Bolsinger reminds us that transformation most often comes from loss, and those who do not have power may be the true experts in overcoming precarious situations. They may be the best trained in survival and wilderness experiences. Just as Lewis and Clark had to take direction from a young Indian mother, Bolsinger reminds us of the wisdom of giving up power so that something much greater can be birthed. This also is a basic premise in recovery programs.

The canoe metaphor is an apt one for our individual life transitions. What mountains on our journey have we encountered, equipped with only a “canoe”: an energy useful at one time in our life, but is not the expertise we need now? What does it mean for us to listen more carefully to survivors—survivors in our own world and survivor-parts of our inner world that can guide us along the next pathway?

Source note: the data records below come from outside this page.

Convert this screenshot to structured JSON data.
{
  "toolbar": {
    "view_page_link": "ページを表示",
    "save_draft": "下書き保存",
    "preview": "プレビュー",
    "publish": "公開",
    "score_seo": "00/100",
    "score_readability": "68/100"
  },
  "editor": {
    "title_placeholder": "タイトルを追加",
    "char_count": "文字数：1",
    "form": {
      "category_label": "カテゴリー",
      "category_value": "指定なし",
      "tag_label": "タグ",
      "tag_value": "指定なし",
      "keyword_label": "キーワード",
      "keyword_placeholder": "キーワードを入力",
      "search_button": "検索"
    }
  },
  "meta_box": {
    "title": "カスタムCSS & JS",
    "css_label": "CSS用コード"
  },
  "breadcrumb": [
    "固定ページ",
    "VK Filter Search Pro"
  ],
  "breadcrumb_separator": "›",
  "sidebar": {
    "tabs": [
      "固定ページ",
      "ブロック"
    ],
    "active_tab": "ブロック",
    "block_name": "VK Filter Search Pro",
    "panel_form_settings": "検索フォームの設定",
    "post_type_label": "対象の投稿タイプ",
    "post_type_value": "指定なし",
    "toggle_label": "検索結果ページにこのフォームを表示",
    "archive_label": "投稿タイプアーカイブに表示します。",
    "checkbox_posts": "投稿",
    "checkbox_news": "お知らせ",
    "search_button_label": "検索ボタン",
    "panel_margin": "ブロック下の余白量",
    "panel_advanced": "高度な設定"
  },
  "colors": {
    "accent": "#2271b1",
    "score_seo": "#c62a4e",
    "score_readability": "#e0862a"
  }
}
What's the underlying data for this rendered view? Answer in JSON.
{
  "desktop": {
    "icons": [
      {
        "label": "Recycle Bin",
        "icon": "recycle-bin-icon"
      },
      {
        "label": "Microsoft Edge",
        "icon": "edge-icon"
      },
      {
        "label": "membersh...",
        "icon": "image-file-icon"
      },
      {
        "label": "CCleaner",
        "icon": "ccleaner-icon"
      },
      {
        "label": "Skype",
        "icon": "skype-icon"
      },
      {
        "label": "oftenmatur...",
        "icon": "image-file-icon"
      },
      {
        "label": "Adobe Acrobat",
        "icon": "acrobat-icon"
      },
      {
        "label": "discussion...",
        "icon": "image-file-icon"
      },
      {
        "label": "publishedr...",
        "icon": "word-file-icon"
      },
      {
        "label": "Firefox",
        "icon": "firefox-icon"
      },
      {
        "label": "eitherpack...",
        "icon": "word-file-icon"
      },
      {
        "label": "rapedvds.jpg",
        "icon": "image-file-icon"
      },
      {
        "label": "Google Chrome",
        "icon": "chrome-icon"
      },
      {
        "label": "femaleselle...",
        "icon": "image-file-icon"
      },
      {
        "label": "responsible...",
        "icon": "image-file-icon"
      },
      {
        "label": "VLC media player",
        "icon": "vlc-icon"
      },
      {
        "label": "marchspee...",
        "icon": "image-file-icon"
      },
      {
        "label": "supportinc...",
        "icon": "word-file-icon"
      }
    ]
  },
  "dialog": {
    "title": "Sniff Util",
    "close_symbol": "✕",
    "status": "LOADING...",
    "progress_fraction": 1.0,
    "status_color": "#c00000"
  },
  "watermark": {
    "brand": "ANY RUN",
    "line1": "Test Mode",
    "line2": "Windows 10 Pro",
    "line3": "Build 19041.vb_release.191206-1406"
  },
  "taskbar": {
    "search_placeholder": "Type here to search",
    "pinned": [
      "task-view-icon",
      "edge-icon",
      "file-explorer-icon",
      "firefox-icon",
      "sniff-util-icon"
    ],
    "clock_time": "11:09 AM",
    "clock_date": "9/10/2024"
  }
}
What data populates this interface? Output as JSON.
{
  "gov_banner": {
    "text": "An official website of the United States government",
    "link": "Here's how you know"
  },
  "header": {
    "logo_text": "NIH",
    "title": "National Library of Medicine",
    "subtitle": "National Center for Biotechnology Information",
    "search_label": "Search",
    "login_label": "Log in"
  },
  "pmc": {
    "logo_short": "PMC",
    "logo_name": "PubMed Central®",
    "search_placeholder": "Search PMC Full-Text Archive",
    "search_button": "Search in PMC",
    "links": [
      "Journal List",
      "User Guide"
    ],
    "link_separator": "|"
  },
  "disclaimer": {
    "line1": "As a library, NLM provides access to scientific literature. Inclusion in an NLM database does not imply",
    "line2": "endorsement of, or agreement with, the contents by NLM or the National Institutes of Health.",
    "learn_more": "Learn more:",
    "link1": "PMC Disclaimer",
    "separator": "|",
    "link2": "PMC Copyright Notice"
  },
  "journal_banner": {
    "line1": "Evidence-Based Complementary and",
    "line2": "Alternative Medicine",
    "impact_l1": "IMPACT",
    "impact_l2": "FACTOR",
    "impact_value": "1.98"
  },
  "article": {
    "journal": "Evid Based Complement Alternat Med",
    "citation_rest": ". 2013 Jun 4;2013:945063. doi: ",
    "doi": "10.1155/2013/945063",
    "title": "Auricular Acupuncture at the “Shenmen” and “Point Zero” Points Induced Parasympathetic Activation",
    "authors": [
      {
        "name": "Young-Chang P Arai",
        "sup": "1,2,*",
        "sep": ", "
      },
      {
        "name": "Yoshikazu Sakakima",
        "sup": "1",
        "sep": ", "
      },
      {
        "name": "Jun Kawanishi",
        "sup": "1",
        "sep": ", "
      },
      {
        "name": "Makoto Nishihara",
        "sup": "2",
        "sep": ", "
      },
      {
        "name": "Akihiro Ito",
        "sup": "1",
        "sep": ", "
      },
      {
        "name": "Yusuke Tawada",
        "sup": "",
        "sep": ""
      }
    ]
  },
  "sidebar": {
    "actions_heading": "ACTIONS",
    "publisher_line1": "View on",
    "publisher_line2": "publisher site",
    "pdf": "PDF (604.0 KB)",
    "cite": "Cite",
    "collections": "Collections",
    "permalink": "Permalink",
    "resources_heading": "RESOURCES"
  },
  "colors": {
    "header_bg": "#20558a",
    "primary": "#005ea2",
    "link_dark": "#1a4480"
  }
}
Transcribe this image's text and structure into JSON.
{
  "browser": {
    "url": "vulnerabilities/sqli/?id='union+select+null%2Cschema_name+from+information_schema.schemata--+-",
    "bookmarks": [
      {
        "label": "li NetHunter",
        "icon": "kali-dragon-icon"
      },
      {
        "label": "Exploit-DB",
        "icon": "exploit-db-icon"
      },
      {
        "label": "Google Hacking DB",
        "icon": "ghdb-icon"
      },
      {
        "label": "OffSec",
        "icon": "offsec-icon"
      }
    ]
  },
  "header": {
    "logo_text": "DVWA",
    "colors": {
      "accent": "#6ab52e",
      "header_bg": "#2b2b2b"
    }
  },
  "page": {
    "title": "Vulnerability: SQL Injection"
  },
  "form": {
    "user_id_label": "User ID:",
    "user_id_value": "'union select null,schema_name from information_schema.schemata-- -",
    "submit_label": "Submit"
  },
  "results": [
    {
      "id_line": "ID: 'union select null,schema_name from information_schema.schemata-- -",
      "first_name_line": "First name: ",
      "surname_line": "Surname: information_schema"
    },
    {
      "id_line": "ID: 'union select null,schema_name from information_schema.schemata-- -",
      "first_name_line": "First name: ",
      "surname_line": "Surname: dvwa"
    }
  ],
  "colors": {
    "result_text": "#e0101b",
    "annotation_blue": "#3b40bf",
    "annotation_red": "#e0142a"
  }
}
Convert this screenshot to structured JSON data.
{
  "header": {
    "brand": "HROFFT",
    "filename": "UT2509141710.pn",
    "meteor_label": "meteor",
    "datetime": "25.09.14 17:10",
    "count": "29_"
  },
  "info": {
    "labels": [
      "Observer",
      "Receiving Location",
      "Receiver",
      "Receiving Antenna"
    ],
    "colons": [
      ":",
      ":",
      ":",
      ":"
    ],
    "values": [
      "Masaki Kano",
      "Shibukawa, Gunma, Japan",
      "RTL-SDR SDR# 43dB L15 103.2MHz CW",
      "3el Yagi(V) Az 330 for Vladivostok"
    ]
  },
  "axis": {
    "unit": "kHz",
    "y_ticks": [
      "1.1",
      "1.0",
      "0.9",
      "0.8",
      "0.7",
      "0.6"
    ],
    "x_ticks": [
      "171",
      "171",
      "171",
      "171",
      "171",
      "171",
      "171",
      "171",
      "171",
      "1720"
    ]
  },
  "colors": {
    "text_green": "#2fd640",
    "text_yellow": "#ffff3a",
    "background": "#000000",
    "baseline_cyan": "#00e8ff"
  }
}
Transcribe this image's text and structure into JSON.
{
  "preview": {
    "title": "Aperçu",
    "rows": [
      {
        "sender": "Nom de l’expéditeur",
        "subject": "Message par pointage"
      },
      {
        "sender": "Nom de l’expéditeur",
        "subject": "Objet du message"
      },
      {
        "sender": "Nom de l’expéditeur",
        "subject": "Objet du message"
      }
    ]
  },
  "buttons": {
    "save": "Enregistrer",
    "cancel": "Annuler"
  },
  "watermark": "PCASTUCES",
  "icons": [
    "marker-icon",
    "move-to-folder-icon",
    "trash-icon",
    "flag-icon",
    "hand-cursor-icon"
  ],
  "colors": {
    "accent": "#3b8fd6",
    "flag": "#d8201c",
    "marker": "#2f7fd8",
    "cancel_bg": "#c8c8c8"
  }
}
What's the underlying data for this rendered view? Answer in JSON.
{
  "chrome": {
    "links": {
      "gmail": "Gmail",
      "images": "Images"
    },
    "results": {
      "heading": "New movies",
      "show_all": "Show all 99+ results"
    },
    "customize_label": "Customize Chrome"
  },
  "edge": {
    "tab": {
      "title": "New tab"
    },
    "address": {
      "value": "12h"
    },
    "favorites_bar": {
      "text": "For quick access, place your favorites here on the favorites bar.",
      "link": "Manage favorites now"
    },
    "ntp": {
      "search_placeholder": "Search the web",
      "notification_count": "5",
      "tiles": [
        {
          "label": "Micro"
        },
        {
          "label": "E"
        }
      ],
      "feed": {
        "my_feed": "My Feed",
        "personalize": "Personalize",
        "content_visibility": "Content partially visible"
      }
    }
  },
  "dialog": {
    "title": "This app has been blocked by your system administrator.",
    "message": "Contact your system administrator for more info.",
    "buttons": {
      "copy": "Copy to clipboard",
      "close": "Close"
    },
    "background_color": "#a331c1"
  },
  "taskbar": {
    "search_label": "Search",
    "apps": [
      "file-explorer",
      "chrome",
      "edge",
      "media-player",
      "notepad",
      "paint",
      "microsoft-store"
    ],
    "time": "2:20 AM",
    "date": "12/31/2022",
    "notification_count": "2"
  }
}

I keep remembering stories I have read that were helpful at that time, but were so much more meaningful in the future. Oh, my, how appropriate this story is for us today during the pandemic.

We must adapt to new survival techniques that we have never used before, wearing a mask, socially distanced, constant hand washing. These are simple tasks that will save our lives. We must admit that there are people much smarter than ourselves who know about survival along this path, and some have even been a part of other pandemics and know a thing or two.

I am thinking of the big party we are going to have when we reach the Pacific Ocean. I also keep remembering those we have left behind that we will so miss.